Most parents (67%) believe it’s safe for their child to get dental care at this point in the pandemic, while 14% feel it’s unsafe and 19% are unsure.
Clark recommends parents who are concerned about COVID exposure to contact their child’s dentist to learn about what types of precautions have been put in place. These may include patient and staff screenings and temperature checks, and having patients wait in their cars rather than the waiting room.
“It may be helpful for dental providers to be proactive in reminding parents about the importance of regular dental check-ups for children,” she says. “Reminder notices and website updates outlining changes to practice operations may also help more parents feel safe bringing children in for their visit.”
Insurance barriers contribute to dental health accessibility
Barriers to dental appointments occurred more frequently for children with Medicaid dental coverage compared to those with private dental insurance.
Among parents who tried to get their child in for preventive dental care, 15% of parents of children with Medicaid dental coverage reported not being able to get an appointment, compared to 4% of those with private dental insurance and 5% who had no coverage.

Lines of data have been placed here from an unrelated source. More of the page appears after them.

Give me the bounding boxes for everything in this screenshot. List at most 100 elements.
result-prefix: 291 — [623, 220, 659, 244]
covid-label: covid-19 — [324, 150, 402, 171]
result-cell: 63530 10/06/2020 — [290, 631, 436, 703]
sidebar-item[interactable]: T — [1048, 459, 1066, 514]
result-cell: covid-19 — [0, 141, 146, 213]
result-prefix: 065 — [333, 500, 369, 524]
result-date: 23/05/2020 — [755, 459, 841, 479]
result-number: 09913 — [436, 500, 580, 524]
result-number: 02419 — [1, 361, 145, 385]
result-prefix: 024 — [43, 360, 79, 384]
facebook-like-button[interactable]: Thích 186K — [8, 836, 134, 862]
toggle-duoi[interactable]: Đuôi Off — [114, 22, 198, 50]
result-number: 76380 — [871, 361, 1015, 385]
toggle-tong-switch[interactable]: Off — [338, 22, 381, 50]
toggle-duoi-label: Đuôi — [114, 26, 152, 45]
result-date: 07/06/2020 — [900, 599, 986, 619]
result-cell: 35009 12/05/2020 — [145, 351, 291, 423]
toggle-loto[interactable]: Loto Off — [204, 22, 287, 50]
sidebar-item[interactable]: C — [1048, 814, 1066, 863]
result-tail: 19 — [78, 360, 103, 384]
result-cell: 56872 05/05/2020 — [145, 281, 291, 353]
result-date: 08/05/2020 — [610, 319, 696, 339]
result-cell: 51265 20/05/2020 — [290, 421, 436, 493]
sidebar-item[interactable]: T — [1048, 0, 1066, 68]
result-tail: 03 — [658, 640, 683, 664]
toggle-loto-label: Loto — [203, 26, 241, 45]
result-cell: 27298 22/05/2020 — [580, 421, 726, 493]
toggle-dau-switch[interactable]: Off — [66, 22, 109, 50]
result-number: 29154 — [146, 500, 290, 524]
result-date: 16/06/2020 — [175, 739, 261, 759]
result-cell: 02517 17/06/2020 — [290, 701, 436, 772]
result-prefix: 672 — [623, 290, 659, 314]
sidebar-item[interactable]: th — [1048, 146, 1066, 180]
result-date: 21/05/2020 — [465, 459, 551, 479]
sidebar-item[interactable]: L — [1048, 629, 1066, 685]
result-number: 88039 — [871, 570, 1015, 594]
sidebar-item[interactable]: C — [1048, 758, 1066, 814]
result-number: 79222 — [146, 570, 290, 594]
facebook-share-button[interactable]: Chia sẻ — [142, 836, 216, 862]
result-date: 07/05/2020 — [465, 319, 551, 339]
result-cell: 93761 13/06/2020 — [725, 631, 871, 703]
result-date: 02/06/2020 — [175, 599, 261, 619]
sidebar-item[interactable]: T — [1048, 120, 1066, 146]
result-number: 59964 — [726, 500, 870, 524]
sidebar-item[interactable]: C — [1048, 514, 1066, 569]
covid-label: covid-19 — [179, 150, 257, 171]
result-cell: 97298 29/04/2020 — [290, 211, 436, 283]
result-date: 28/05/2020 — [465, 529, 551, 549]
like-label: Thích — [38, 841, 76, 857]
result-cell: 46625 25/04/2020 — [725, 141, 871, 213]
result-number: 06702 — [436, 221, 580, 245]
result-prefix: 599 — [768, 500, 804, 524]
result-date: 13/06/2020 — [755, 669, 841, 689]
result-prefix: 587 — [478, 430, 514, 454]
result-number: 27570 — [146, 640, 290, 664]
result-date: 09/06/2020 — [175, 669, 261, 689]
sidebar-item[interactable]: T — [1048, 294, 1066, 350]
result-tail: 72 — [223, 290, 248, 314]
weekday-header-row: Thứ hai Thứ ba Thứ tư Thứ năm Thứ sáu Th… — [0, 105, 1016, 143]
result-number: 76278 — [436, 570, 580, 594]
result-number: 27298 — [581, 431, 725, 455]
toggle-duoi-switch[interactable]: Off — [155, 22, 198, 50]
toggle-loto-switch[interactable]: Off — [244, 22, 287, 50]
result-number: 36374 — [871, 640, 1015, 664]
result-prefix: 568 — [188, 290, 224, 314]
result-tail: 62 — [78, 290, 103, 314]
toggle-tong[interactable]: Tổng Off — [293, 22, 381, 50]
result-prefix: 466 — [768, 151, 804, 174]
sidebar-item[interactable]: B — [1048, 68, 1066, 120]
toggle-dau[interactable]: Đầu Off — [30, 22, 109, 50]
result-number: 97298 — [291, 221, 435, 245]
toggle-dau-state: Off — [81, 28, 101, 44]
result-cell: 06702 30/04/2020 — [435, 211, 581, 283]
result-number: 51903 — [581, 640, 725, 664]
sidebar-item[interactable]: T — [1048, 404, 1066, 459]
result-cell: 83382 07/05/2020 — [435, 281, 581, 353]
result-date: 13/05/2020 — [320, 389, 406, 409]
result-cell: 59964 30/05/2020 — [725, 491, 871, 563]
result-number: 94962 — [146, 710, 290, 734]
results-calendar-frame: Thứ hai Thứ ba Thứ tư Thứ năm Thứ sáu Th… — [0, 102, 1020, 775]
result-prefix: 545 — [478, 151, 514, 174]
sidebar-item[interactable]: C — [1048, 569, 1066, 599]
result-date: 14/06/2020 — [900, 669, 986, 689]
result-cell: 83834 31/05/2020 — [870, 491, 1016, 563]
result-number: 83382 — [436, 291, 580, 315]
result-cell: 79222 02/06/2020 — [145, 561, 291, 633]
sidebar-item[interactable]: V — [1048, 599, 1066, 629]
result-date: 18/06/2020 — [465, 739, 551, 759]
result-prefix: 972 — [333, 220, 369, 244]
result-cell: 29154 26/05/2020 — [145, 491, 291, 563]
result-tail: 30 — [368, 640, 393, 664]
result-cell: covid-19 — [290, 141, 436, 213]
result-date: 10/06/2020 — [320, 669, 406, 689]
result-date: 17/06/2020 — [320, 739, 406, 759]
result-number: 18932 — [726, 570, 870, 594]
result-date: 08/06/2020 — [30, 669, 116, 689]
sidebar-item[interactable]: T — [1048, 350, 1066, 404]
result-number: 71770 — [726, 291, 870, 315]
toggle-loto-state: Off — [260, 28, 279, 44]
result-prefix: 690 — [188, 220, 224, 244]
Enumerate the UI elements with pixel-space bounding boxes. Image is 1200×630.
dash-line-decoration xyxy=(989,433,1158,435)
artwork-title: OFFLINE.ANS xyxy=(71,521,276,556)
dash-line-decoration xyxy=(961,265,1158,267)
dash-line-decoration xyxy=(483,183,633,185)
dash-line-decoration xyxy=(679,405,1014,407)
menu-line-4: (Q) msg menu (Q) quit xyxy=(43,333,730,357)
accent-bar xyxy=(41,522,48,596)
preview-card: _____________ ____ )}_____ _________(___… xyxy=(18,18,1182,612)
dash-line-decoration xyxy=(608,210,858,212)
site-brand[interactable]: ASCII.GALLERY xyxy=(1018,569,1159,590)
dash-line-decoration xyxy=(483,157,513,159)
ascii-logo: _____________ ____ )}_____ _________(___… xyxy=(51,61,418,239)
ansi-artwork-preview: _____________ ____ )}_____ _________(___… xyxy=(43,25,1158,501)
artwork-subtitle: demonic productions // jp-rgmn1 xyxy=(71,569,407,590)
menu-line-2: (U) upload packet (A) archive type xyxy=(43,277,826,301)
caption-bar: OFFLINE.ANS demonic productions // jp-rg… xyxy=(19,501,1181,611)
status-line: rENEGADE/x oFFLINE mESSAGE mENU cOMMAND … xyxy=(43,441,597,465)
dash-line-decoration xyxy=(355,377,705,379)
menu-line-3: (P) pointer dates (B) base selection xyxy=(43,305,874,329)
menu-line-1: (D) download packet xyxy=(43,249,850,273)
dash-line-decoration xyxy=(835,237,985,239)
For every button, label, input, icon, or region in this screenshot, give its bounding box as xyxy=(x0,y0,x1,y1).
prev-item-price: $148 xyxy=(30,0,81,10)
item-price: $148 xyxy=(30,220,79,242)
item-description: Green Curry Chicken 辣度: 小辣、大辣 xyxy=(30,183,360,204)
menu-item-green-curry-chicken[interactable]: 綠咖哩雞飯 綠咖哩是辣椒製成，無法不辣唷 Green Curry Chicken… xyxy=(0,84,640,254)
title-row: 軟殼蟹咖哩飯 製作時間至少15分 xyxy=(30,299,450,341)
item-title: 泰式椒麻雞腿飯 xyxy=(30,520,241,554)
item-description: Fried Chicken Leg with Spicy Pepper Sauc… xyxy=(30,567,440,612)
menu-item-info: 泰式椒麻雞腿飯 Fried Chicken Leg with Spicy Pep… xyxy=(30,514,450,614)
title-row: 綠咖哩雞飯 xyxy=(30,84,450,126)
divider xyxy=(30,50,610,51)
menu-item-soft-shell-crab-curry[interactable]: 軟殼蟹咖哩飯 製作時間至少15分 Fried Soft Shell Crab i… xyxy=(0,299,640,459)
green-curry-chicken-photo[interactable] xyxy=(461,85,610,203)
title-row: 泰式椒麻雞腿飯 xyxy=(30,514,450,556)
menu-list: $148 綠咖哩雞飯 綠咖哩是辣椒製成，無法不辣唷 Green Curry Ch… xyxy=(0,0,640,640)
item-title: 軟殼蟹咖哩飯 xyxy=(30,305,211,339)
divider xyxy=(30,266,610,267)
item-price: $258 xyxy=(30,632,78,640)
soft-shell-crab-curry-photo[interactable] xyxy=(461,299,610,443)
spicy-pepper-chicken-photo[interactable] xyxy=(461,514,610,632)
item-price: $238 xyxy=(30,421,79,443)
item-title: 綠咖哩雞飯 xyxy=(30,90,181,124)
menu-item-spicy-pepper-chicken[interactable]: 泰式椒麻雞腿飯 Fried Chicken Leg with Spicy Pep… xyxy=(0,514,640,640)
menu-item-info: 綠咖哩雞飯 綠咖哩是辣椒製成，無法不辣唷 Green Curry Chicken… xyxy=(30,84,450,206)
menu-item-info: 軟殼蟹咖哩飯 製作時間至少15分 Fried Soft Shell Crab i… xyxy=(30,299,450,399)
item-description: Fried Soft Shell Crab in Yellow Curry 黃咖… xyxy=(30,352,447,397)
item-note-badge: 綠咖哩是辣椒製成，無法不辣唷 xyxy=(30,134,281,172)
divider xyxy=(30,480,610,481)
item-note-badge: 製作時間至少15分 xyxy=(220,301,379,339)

Clark notes that even outside the pandemic, these children often have difficulty finding a dentist, as many providers don’t accept Medicaid payment. Some children receive preventive dental services through school or public dental clinics, but those services have decreased during the pandemic.
Among parents who didn’t try to schedule a preventive dental appointment, cost was the reason for 23% of parents who lacked dental insurance, compared to very few of those with private or Medicaid coverage.
“Insurance barriers may lead to unequal opportunities for families to receive dental care critical to keeping their children’s teeth healthy,” Clark says.
1 in 4 parents see improvements in child’s oral health habits during pandemic
An unexpected finding from the Mott Poll report was that a fourth of parents reported improvements in their child’s oral health habits during the pandemic.
This included more frequent brushing (16%), flossing (11%) and use of fluoride rinse (9%), and less drinking of sugary beverages (15%).
Overall, 28% of parents say their child has made at least one positive change, including more parents of children with Medicaid (37%) or no dental coverage (32%) compared to private dental insurance (24%).
“We were pleased to find parents describing positive changes in how their children are taking care of their teeth at home,” Clark says. “Daily brushing and flossing and avoiding sugary drinks are important ways to prevent tooth decay.
“Parents whose child is not getting regular dental check-ups should take extra steps to improve daily oral health habits, particularly if regular dental care has been delayed or disrupted,” she adds.